Your credit score is an important number that can have a significant impact on your financial future and financial independence. Many Canadians neglect their credit score until they attempt to make a big investment like buying a car, home, or taking out a large loan, but this increases your chance of being seen as a “credit risk” and losing out on big opportunities.
Not only is it important to understand credit scores, but it’s essential that you strive for a higher score and increase the probability of landing a loan for your mortgage, small business, or brand new car! Follow these steps to improve your financial literacy, and increase your credit score!
A credit score is a three-digit number that represents the likelihood you will pay your bills on time. This score is a picture of you as a credit risk to the lender at the time of your application. The score ranges anywhere from 300 to 850 and fluctuates depending on your repayment history, the amount of debt you have, and your credit history. Higher scores indicate to loaners that you routinely demonstrate responsible credit behavior, which may make potential lenders and creditors more confident when evaluating a request for credit.
Everybody is responsible for their own individual credit score, regardless of marital status or parental authority. The only time your chance of getting approved may be affected by someone else’s score, is if you are co-signing a loan with a business partner or spouse. But regardless, your individual score can not change as a result of your partner’s score, only your chances of receiving a loan may differ.

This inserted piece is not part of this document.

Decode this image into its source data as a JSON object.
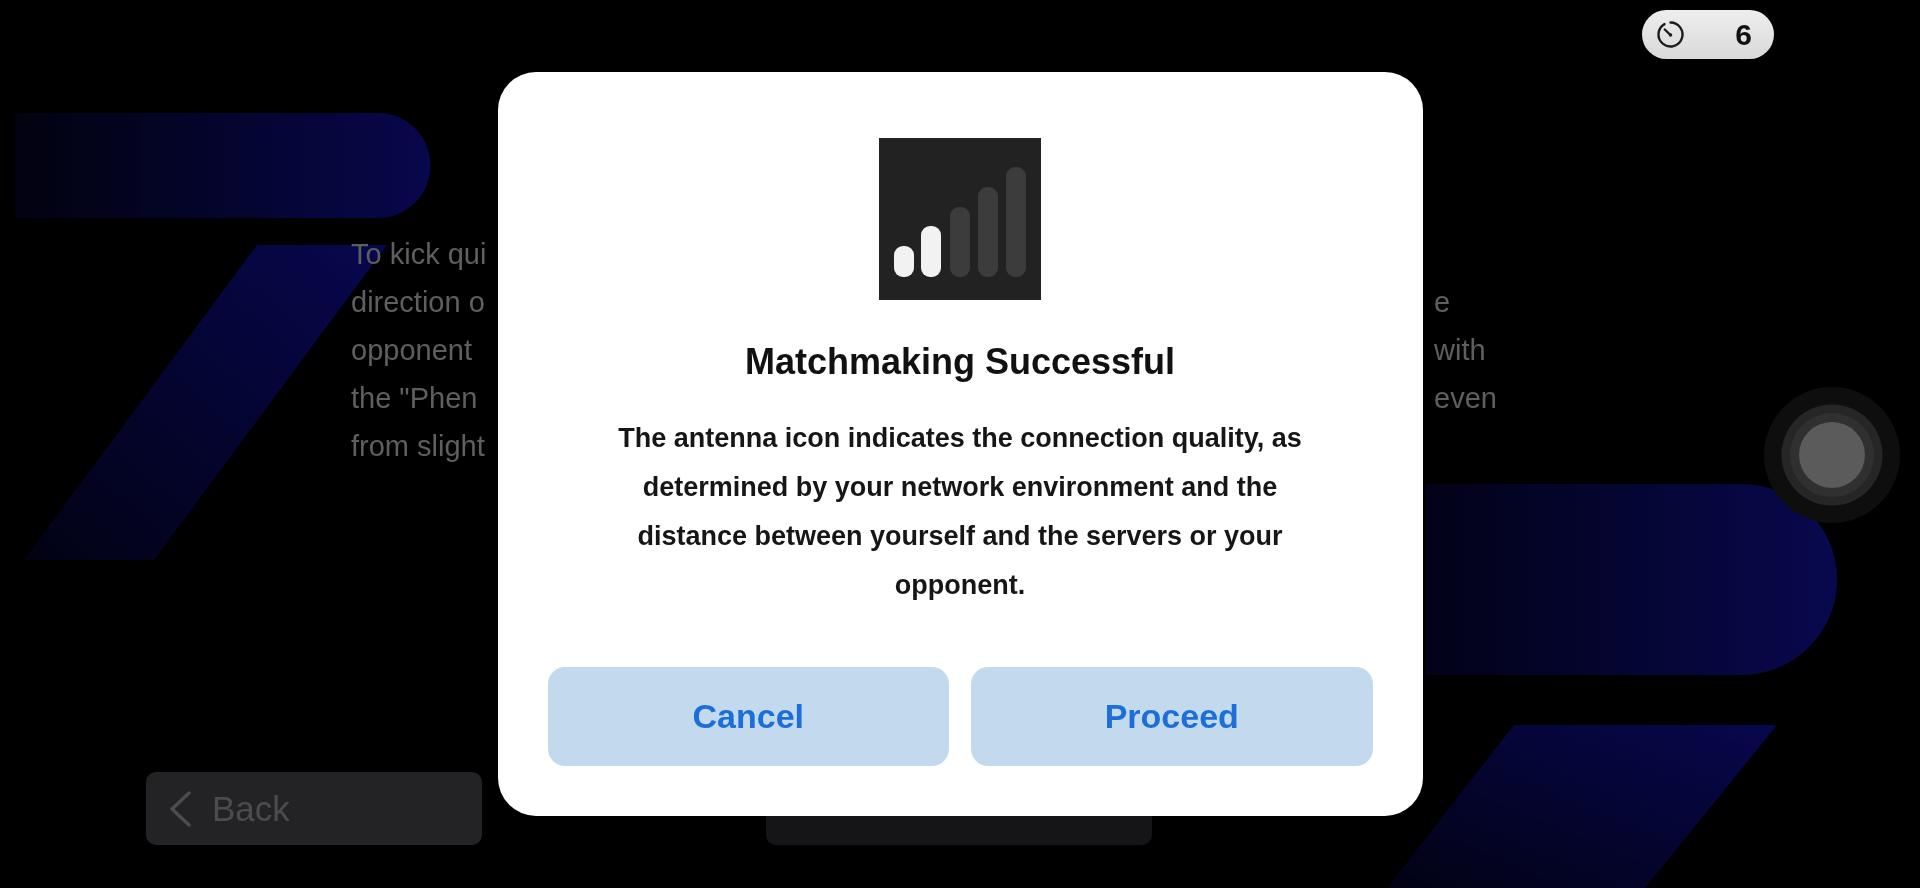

Credit scores are calculated using the information in your credit reports, to determine your reliability as a borrower. There are many different scoring models some of which use data, such as income when calculating credit scores. Credit scores are a major factor when loaners are deciding to offer you a loan, so it’s important that you know your score before heading to the bank or dealership. Knowing your score ahead of time can give you the time you need to come up with a financial plan to improve your score. So how do you calculate your own score?
Canadians are entitled to one free copy of their credit report every 12 months from each of the three nationwide credit reporting companies. You can order a copy of your credit report, online via fax, or by telephone, from bureaus like Equifax Canada and TransUnion Canada. (If you are going directly to a loan agency, they will likely be able to acquire a copy on their own, allowing you to skip this step). Each credit bureau may have different information about how you have used credit in the past, so it may be beneficial to do some research on each company.
This is the typical scoring system process that determines your score:
Component Component Weight
Payment history |
35% |
How much you owe |
30% |
Length of credit history |
15% |
Type of credit |
10% |
New credit (inquiries) |
10% |
Checking your score annually not only gives you the opportunity to improve your rate but also gives you the ability to analyze your report and correct mistakes. If you believe that the information in your credit report is incorrect, contact the credit reporting agency and your financial institution.